The idea behind Myers’ algorithm is to use bit parallelism to speed up the computation. In order to perform the computation efficiently, we need to pre-compute a table of bit patterns for each character. For short inputs like English words (the average length is just 7-8 characters), the cost of pre-computation dwarfs the benefit of parallelism.
4.2. Longer Inputs¶
To evaluate the efficiency for longer inputs, I careted 5000 pairs of random strings of size 16, 32, 64, 128, 256, 512 and 1024.
Each library was measured how fast it can process these entries. [1]
Library |
N=16 |
N=32 |
N=64 |
N=128 |
N=256 |
N=512 |
N=1024 |
|---|---|---|---|---|---|---|---|
edlib |
0.040 |
0.063 |
0.094 |
0.205 |
0.432 |
0.908 |
2.089 |
editdistance |
0.027 |
0.049 |
0.086 |
0.178 |
0.336 |
0.740 |
58.139 |
jellyfish |
0.009 |
0.032 |
0.118 |
0.470 |
1.874 |
8.877 |
42.848 |
distance |
0.007 |
0.029 |
0.109 |
0.431 |
1.726 |
6.950 |
27.998 |
Levenshtein |
0.006 |
0.022 |
0.085 |
0.336 |
1.328 |
5.286 |
21.097 |
polyleven |
0.003 |
0.005 |
0.010 |
0.043 |
0.149 |
0.550 |
2.109 |
You may notice that edlib and editdistance are good at handling longer inputs. Other libraries have a steep cost curve as the string length increases.

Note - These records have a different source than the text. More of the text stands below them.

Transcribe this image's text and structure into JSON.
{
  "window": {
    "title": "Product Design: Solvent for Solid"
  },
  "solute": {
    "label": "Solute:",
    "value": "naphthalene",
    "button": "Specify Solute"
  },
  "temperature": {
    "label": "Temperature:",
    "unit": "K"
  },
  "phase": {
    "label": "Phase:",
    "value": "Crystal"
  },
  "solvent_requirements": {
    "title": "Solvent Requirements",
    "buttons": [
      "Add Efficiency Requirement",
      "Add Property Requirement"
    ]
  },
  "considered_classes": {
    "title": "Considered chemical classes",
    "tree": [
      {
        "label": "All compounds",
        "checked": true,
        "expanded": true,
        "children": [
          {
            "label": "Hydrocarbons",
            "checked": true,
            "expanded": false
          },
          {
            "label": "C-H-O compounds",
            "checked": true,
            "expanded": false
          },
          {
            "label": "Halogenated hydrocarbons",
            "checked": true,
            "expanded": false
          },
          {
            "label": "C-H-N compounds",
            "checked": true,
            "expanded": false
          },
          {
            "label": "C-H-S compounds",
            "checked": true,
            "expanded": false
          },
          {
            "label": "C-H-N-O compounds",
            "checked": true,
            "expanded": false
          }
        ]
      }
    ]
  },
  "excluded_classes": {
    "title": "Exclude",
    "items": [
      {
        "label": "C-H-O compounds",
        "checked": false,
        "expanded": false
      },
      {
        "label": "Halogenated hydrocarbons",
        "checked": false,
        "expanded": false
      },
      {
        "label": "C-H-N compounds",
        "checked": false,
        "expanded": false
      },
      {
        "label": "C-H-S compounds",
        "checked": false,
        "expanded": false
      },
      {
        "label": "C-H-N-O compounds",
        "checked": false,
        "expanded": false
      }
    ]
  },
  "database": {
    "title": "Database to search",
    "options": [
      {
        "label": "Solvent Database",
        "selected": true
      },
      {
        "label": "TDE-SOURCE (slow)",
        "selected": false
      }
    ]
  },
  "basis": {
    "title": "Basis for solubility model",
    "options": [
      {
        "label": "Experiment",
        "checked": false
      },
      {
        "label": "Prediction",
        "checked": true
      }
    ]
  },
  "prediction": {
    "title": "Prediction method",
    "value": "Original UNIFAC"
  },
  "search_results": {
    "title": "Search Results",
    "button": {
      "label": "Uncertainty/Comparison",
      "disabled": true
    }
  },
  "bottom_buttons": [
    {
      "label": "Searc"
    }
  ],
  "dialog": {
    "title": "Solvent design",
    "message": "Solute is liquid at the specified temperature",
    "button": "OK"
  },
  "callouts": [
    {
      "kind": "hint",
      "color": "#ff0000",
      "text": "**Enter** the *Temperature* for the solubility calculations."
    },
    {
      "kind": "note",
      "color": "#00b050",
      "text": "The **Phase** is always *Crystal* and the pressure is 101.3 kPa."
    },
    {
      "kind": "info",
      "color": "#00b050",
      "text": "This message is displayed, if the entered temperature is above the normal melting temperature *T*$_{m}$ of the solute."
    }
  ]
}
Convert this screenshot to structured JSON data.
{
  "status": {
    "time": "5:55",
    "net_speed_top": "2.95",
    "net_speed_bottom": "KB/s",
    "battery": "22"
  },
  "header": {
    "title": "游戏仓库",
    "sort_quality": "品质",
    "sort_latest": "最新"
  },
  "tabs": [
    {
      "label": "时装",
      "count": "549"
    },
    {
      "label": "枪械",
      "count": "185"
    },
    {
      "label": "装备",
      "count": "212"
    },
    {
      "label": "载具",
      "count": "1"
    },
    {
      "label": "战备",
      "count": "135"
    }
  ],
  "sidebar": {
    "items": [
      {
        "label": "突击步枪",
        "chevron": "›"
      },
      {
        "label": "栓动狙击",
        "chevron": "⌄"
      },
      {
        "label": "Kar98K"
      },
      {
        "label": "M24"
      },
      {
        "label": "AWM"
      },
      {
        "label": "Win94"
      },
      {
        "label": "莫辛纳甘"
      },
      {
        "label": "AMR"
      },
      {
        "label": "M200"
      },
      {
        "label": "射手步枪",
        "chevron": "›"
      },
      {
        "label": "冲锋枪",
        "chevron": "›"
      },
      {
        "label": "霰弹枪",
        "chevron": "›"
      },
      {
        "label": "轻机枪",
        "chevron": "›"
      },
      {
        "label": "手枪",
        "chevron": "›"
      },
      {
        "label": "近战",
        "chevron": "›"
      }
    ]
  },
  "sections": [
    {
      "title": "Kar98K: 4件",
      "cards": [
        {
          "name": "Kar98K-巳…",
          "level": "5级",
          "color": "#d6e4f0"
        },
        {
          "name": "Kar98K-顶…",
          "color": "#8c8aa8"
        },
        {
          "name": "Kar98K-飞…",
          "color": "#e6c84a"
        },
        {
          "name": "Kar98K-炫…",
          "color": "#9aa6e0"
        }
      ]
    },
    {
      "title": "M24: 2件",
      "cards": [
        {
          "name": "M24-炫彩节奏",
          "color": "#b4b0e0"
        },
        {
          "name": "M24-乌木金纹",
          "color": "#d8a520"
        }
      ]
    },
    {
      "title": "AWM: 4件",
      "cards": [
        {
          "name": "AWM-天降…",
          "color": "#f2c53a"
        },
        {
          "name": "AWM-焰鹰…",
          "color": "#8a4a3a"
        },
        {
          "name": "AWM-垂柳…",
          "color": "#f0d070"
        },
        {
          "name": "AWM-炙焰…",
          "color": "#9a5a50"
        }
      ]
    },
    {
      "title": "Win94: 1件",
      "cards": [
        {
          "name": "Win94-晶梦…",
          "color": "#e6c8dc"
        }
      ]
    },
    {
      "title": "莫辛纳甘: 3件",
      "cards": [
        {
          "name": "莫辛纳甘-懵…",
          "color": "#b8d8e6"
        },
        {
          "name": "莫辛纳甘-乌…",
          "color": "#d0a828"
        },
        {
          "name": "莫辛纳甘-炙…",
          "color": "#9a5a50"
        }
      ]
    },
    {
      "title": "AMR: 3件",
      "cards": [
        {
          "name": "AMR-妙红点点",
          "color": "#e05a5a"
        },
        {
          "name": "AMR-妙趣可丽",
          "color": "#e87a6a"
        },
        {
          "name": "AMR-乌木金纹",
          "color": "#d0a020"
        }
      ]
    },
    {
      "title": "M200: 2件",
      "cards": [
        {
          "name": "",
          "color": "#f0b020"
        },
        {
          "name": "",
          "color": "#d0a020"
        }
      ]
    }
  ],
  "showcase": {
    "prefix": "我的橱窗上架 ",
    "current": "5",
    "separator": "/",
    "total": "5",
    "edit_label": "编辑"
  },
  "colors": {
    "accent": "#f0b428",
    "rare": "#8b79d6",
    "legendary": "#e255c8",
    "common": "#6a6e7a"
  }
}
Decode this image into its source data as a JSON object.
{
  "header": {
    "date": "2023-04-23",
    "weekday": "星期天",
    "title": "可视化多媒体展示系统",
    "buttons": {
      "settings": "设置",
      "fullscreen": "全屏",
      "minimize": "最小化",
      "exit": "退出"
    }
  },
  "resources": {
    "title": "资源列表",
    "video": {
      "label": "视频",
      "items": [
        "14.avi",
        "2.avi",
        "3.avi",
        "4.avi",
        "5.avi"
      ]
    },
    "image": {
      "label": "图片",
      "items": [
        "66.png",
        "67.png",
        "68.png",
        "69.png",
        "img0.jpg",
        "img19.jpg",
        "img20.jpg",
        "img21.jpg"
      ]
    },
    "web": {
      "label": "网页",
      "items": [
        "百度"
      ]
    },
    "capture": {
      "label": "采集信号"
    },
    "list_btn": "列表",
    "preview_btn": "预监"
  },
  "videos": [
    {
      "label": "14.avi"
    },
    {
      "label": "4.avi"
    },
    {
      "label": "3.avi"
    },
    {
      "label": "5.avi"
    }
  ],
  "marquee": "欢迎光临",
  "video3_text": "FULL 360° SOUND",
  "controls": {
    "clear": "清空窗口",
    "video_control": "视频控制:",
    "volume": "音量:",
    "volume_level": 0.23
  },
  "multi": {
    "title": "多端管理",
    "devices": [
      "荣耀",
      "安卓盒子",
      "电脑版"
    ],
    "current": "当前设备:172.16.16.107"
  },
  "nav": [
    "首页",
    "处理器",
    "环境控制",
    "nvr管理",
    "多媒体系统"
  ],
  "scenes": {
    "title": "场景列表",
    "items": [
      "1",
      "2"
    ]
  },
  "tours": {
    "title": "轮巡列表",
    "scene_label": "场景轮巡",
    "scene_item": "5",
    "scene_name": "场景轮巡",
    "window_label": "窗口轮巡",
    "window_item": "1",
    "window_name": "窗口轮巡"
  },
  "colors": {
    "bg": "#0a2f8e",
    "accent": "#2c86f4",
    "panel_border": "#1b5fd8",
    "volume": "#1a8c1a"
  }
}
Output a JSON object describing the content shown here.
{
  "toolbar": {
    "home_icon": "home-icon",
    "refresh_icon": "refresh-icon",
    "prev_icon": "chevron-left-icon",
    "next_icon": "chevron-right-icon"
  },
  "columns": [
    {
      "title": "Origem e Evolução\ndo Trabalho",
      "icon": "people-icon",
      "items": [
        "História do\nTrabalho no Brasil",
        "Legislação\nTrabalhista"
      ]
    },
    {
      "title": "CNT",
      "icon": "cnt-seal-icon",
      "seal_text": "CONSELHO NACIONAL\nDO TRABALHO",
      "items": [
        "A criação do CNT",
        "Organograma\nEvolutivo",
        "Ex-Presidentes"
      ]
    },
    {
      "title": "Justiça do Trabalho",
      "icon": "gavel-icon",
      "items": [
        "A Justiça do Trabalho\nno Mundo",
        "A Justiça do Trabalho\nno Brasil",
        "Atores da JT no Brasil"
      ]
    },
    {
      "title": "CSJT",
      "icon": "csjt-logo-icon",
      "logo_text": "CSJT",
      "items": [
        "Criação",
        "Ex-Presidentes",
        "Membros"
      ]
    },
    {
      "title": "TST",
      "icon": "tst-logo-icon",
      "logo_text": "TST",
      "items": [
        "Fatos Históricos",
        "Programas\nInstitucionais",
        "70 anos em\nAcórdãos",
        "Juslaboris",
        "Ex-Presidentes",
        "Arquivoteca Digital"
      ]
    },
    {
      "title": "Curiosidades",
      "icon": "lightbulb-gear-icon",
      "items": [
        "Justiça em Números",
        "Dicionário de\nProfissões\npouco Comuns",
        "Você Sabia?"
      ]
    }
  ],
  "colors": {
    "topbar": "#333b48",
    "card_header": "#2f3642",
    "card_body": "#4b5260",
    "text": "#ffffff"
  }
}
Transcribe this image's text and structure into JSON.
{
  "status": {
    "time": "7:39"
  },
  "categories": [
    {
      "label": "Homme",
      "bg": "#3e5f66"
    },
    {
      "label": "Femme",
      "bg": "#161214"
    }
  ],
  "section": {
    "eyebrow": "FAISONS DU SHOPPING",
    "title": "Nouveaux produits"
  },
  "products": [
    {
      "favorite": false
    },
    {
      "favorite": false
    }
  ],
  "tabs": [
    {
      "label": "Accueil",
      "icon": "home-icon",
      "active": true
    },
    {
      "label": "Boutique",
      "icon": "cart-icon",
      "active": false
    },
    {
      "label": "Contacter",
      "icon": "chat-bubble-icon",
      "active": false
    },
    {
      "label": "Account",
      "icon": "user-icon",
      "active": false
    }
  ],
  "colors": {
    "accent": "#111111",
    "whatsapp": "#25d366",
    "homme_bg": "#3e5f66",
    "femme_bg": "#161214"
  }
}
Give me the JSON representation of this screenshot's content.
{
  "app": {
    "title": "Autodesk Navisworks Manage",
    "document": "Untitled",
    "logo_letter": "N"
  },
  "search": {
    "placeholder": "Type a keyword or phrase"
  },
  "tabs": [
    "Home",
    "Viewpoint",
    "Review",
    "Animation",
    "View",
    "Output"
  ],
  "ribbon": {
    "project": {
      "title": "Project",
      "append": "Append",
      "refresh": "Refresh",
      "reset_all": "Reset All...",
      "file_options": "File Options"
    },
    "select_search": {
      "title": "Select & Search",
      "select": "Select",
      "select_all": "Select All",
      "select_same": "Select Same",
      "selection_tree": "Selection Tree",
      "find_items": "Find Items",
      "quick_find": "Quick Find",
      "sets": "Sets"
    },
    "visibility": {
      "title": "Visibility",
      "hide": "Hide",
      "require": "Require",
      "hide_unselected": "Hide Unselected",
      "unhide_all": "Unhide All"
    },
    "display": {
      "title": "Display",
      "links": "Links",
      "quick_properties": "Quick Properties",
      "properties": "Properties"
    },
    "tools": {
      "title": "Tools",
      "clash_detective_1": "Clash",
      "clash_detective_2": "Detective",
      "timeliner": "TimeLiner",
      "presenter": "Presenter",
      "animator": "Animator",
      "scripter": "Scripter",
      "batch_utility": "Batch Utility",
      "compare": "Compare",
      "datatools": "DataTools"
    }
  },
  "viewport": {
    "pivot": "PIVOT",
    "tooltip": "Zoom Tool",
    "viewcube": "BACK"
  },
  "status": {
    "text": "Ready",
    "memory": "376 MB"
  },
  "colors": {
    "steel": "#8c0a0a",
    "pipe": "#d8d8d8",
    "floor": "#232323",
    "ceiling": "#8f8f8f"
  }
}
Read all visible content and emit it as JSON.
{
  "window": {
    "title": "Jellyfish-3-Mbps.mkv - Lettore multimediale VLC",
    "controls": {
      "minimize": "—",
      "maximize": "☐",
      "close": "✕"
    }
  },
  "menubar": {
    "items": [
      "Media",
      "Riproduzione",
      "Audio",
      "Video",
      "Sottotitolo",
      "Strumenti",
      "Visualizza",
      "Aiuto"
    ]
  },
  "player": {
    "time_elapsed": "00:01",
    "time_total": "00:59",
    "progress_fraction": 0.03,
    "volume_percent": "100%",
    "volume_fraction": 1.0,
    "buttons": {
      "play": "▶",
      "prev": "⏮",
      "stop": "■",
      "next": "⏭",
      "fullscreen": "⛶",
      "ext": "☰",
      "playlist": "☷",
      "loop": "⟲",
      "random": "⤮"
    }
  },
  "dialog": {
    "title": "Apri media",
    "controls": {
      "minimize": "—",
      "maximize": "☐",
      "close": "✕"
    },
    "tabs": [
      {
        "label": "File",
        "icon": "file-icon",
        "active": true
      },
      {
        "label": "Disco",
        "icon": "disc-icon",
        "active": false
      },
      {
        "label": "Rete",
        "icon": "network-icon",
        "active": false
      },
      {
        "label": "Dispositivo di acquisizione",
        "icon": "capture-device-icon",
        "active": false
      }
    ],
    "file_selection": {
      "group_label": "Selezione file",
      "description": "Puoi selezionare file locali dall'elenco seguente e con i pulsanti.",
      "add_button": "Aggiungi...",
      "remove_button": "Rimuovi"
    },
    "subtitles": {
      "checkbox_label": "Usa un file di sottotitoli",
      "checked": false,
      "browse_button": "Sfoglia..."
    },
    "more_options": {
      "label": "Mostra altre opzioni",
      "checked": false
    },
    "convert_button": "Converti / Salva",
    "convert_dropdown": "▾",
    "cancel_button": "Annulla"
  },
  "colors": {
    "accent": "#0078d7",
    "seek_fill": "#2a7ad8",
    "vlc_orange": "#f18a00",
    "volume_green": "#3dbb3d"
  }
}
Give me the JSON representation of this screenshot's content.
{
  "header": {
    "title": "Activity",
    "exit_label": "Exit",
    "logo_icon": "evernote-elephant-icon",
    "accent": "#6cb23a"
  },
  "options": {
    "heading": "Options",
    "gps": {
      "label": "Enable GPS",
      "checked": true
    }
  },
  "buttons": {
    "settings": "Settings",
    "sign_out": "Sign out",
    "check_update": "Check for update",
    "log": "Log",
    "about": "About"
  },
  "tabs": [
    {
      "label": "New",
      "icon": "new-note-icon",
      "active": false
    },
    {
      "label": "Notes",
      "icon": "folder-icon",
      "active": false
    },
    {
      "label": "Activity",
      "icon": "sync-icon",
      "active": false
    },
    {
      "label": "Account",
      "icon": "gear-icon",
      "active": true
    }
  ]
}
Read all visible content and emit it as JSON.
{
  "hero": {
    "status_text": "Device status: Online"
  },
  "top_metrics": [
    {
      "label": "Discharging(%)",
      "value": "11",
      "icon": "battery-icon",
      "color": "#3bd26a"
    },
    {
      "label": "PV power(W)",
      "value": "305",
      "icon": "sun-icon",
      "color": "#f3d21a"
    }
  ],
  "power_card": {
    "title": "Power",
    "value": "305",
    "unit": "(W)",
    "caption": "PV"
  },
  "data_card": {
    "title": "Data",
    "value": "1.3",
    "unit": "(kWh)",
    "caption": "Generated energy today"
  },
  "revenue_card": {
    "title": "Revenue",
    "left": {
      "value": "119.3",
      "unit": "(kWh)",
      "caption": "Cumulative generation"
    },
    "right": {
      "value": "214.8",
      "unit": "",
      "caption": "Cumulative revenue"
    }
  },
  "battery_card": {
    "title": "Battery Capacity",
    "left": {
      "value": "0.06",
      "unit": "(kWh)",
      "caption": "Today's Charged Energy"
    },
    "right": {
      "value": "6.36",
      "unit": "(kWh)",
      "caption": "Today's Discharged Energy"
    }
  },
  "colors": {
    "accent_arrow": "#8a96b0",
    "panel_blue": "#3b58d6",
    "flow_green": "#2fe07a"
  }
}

The good thing about polyleven is that it can process both short and long inputs efficiently.
4.3. List of Libraries¶
Library |
Version |
URL |
|---|---|---|
edlib |
v1.2.1 |
|
editdistance |
v0.4 |
|
jellyfish |
v0.5.6 |
|
distance |
v0.1.3 |
|
Levenshtein |
v0.12 |
|
polyleven |
v0.3 |
5. Implementation Note¶
As of version 0.5, polyleven uses the following heuristics to choose an algorithm:
+===============+ Yes +---------------------+
|| k = 0 ||---------->| PyUnicode_Compare() |
+===============+ +---------------------+
| No
V
+===============+ Yes +-------------------+
|| k < 4 ||---------->| mbleven algorithm |
+===============+ +-------------------+
| No
V
+===============+ Yes +------------------+
|| len(s) < 65 ||---------->| Myers' algorithm |
+===============+ +------------------+
| No
V
+-------------------------------+
| Myers algorithm (with blocks) |
+-------------------------------+
Before 0.4, polyleven used the Wagner-Fischer algorithm for shorter strings, but, alas, it turned out that reasonably optimized Myers’ algorithm almost always performs better.